Location: Animal Parasitic Diseases LaboratoryTitle: Use of the D-R model to define trends in the emergence of Ceftazidime-resistant Escherichia coli in China) Author
Submitted to: PLoS One
Publication Type: Peer reviewed journal
Publication Acceptance Date: 11/13/2011
Publication Date: 12/6/2011
Publication URL: http://handle.nal.usda.gov/10113/56751
Citation: Ding, F., Zarlenga, D.S., Ren, Y., Li, G., Luan, J., Ren, X. 2011. Use of the D-R model to define trends in the emergence of Ceftazidime-resistant Escherichia coli in China. PLoS One. 6(12):e27295. Interpretive Summary: Escherichia coli is a Gram negative rod-shaped bacterium that is commonly found in the lower intestine of warm-blooded organisms. Although most E. coli strains are harmless, some serotypes such as O157:H7, can cause serious food poisoning and even death in humans. Harmful bacterial infections are usually treated with antibiotics. In China and around the world, drug resistance is on the rise due to overuse in humans and overuse in the feed given to animals for promoting growth and weight gain. Ceftazidime is a common, third-generation cephalosporin antibiotic which has broad spectrum activity against Gram-negative bacteria; however, resistance is rapidly spreading. Being able to forecast future trends in drug resistance may provide valuable guidance on the appropriate clinical use of this and other antibiotics. Herein, we developed and used a novel algorithm, the D-R model, to simulate and predict future trends in bacterial resistance to Ceftazidime and compared these projections to those from other commonly used models. In our studies, the D-R model showed forecasting characteristics that equaled or bettered those generated by other commonly used models and projected that if left unchecked, resistance to Ceftazidime will exceed 75% within the next few years. These data and the D-R model will provide useful information to scientists, clinicians and veterinarians to help control the use of antibiotics, and assist in designing effective surveillance strategies for this and other transmissible diseases. With these projections clinicians and law makers can determine when and to what extent the infection rate has deviated from the norm, and provide guidance on how to best mitigate transmission.
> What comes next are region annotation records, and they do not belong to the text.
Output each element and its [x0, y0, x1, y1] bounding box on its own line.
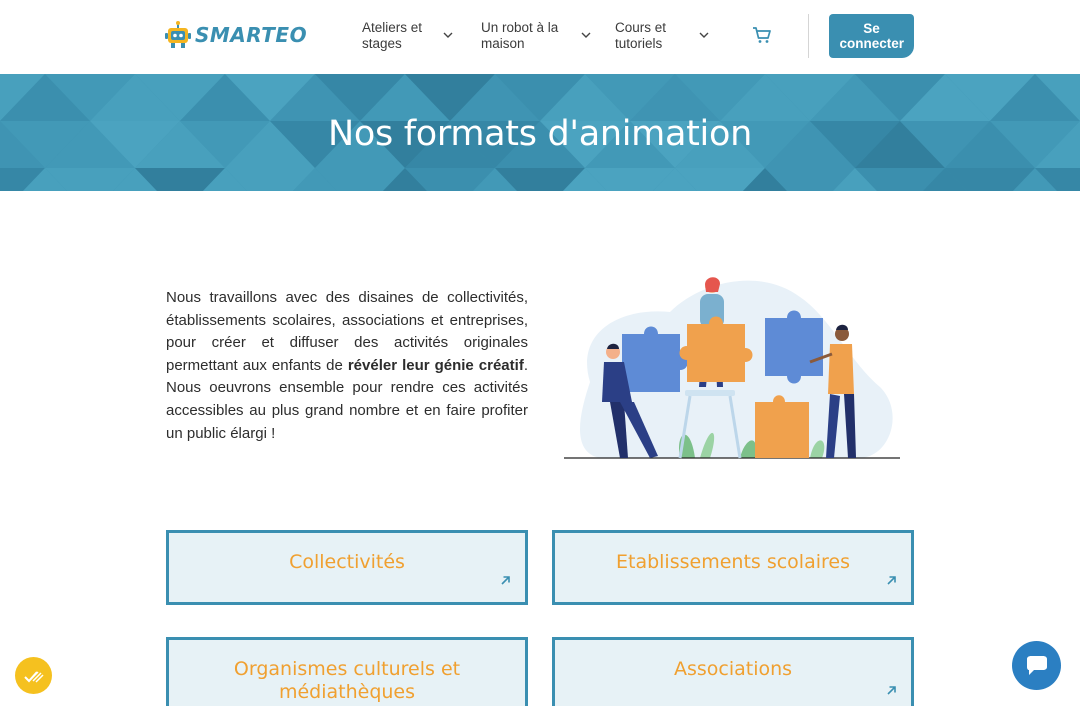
- nav-label: Un robot à la maison: [481, 20, 559, 51]
- arrow-up-right-icon: [501, 576, 510, 585]
- cookie-consent-icon: [23, 670, 44, 683]
- card-organismes-culturels[interactable]: Organismes culturels et médiathèques: [166, 637, 528, 706]
- chevron-down-icon: [699, 32, 709, 38]
- logo-text: SMARTEO: [195, 23, 308, 47]
- cookie-consent-button[interactable]: [15, 657, 52, 694]
- chat-bubble-icon: [1026, 655, 1047, 675]
- nav-un-robot-a-la-maison[interactable]: Un robot à la maison: [481, 20, 592, 54]
- page-banner: Nos formats d'animation: [0, 74, 1080, 191]
- login-button[interactable]: Se connecter: [829, 14, 914, 58]
- nav-cours-et-tutoriels[interactable]: Cours et tutoriels: [615, 20, 710, 54]
- card-title: Etablissements scolaires: [616, 551, 850, 573]
- card-collectivites[interactable]: Collectivités: [166, 530, 528, 605]
- card-title: Collectivités: [289, 551, 405, 573]
- site-header: SMARTEO Ateliers et stages Un robot à la…: [0, 0, 1080, 74]
- card-associations[interactable]: Associations: [552, 637, 914, 706]
- intro-highlight: révéler leur génie créatif: [347, 356, 524, 374]
- page-title: Nos formats d'animation: [328, 114, 752, 154]
- chevron-down-icon: [581, 32, 591, 38]
- intro-paragraph: Nous travaillons avec des disaines de co…: [166, 287, 528, 445]
- card-etablissements-scolaires[interactable]: Etablissements scolaires: [552, 530, 914, 605]
- card-title: Organismes culturels et médiathèques: [233, 658, 461, 703]
- robot-logo-icon: [165, 21, 191, 48]
- arrow-up-right-icon: [887, 686, 896, 695]
- logo[interactable]: SMARTEO: [165, 20, 307, 50]
- card-title: Associations: [673, 658, 793, 680]
- header-divider: [808, 14, 809, 58]
- puzzle-team-illustration: [564, 277, 900, 459]
- chevron-down-icon: [443, 32, 453, 38]
- chat-button[interactable]: [1012, 641, 1061, 690]
- cart-icon[interactable]: [752, 26, 772, 44]
- nav-label: Cours et tutoriels: [615, 20, 667, 51]
- arrow-up-right-icon: [887, 576, 896, 585]
- login-label: Se connecter: [839, 20, 905, 52]
- nav-ateliers-et-stages[interactable]: Ateliers et stages: [362, 20, 454, 54]
- nav-label: Ateliers et stages: [362, 20, 423, 51]
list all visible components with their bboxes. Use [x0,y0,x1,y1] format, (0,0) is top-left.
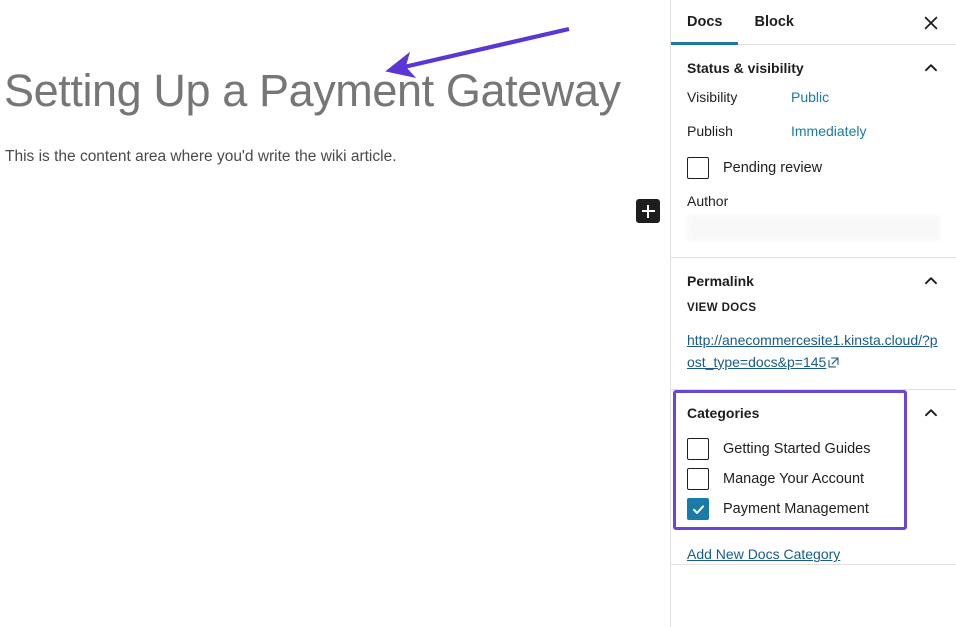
panel-permalink-header[interactable]: Permalink [671,258,956,302]
author-select[interactable] [687,215,940,241]
publish-value-button[interactable]: Immediately [791,123,866,139]
pending-review-label: Pending review [723,160,823,176]
page-title[interactable]: Setting Up a Payment Gateway [4,64,624,119]
tab-block[interactable]: Block [738,0,810,44]
category-label: Getting Started Guides [723,441,871,458]
category-checkbox-manage-your-account[interactable] [687,468,709,491]
external-link-icon [828,357,839,368]
panel-permalink-title: Permalink [687,273,754,289]
checkmark-icon [692,505,704,514]
editor-canvas: Setting Up a Payment Gateway This is the… [0,0,670,627]
row-publish: Publish Immediately [687,123,940,139]
publish-label: Publish [687,123,733,139]
tab-docs[interactable]: Docs [671,0,739,45]
panel-permalink: Permalink VIEW DOCS http://anecommercesi… [671,258,956,391]
row-visibility: Visibility Public [687,89,940,105]
category-item: Payment Management [687,498,940,521]
view-docs-label: VIEW DOCS [687,302,757,314]
panel-status-visibility-header[interactable]: Status & visibility [671,45,956,89]
sidebar-tab-bar: Docs Block [671,0,956,45]
category-item: Manage Your Account [687,468,940,491]
panel-status-visibility: Status & visibility Visibility Public Pu… [671,45,956,258]
panel-status-visibility-body: Visibility Public Publish Immediately Pe… [671,89,956,257]
category-checkbox-payment-management[interactable] [687,498,709,521]
panel-status-visibility-title: Status & visibility [687,60,804,76]
row-pending-review: Pending review [687,157,940,179]
category-item: Getting Started Guides [687,438,940,461]
panel-categories-title: Categories [687,405,760,422]
tab-block-label: Block [754,14,794,30]
pending-review-checkbox[interactable] [687,157,709,179]
visibility-label: Visibility [687,89,738,105]
category-checkbox-getting-started-guides[interactable] [687,438,709,461]
plus-icon-vertical [647,204,649,218]
block-inserter-button[interactable] [636,199,660,223]
close-icon [924,16,938,30]
category-label: Manage Your Account [723,471,865,488]
chevron-up-icon [925,277,937,285]
editor-app: Setting Up a Payment Gateway This is the… [0,0,956,627]
tab-docs-label: Docs [687,14,723,30]
panel-categories: Categories Getting Started Guides Manage… [671,390,956,566]
panel-permalink-body: VIEW DOCS http://anecommercesite1.kinsta… [671,302,956,389]
visibility-value-button[interactable]: Public [791,89,829,105]
panel-categories-header[interactable]: Categories [671,390,956,434]
close-sidebar-button[interactable] [918,10,944,36]
author-label: Author [687,193,729,209]
category-label: Payment Management [723,501,869,518]
settings-sidebar: Docs Block Status & visibility Visibilit… [670,0,956,627]
post-content-paragraph[interactable]: This is the content area where you'd wri… [5,145,605,170]
panel-categories-body: Getting Started Guides Manage Your Accou… [671,434,956,538]
chevron-up-icon [925,64,937,72]
chevron-up-icon [925,409,937,417]
add-new-docs-category-link[interactable]: Add New Docs Category [687,546,840,562]
permalink-url-link[interactable]: http://anecommercesite1.kinsta.cloud/?po… [687,332,938,370]
categories-highlight-wrapper: Categories Getting Started Guides Manage… [671,390,956,538]
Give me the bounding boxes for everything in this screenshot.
Technical Abstract: Objective: To assess the efficacy of the D-R model for defining trends in the appearance of Ceftazidime-resistant Escherichia coli. Methods: Actual data related to the manifestation of Ceftazidime-resistant E.coli spanning years 1996-2009 were collected from the China National Knowledge Internet (CNKI). These data originated from 430 publications encompassing 1004 citations of resistance. The GM(1,1) and the novel D-R models were used to fit current data and from this, predict trends in the appearance of the drug-resistant phenotype. The calculated results were evaluated by Relative Standard Error (RSE), Mean Absolute Deviation (MAD) and Mean Absolute Error (MAE). Results: Results from the D-R model showed a quickly increasing appearance of Ceftazidime-resistant E. coli in this region of the world. These results were considered accurate based upon the minor values calculated for RSE, MAD and MAE, and were equivalent to or better than those generated by the GM(1,1) model. Conclusion: The D-R model which was originally created to define trends in the transmission of swine viral diseases can be adapted to evaluating trends in the appearance of Ceftazidime-resistant E. coli. Using only a limited amount of data to initiate the study, our predictions closely mirrored the changes in drug resistance rates which showed a steady increase through 2005, a decrease between 2005 and 2008, and a dramatic inflection point and abrupt increase beginning in 2008. This is consistent with a resistance profile where changes in drug intervention temporarily delayed the upward trend in the appearance of the resistant phenotype; however, resistance quickly resumed its upward momentum in 2008 and this change was better predicted using the D-R model. Additional work is needed to determine if this pattern of “increase-control-increase” is indicative of Ceftazidime-resistant E. coli or can be generally ascribed to bacteria acquiring resistance to drugs in the absence of alternative intervention.